Kamu alanında ve özellikle belediyelerde yapılabilecek potansiyel enerji verimliliği, su verimliliği, hammadde verimliliği, atık yönetimi ve yenilenebilir enerji yatırımları ve proje finansman modeli başlıklarında sunumlar yapan TurSEFF uzmanları Özlem Yakut, Dr. Mesut Avcı, Ayşegül Coşkun ve Gautham Nallavari ve Adrian Caduff, bugüne kadar gerçekleştirmiş oldukları başarılı uygulamaları ve pazardaki fırsatları katılımcılarla paylaştı.
TurSEFF uzmanı Özlem Yakut, özellikle belediyelerde bu konuda bilincin artırılması gerektiğine dikkat çektiği konusmasında, “Yerel yönetimler gelir getirici projelere öncelik vermeli.

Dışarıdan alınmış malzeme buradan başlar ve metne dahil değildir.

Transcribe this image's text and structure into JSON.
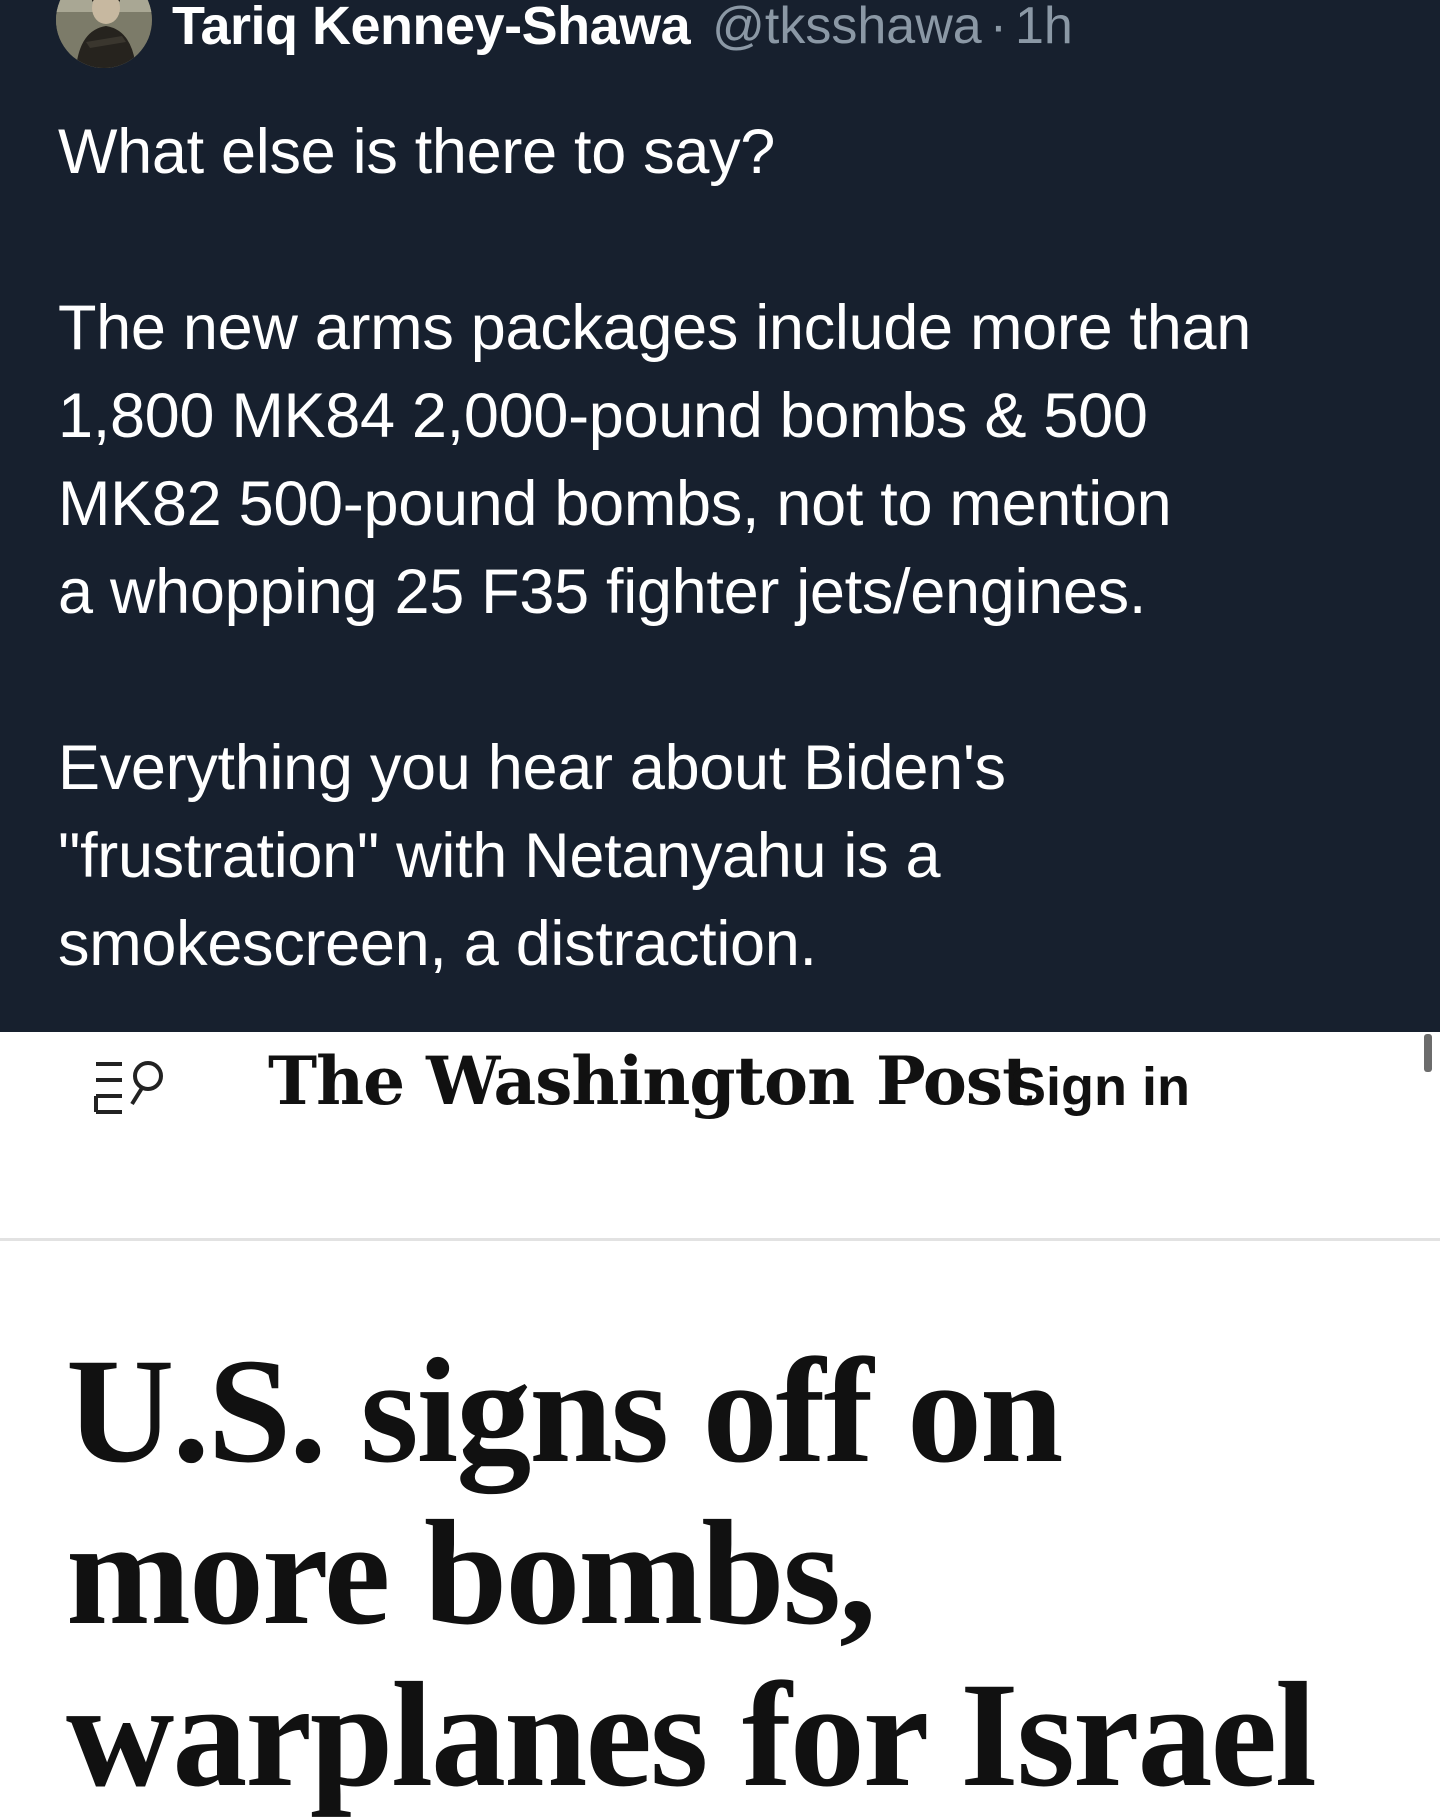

Bu projeler hem iklim değişikliğine katkıda bulunurken hem de gelir getirmeli. İklim okur yazarlığı ile birlikte finansal okur yazarlık belediyeler için çok önemli duruma gelmiş durumda. Belediyeler enerji verimliliğine ve iklim odaklı projelere yatırım yapmalılar” dedi.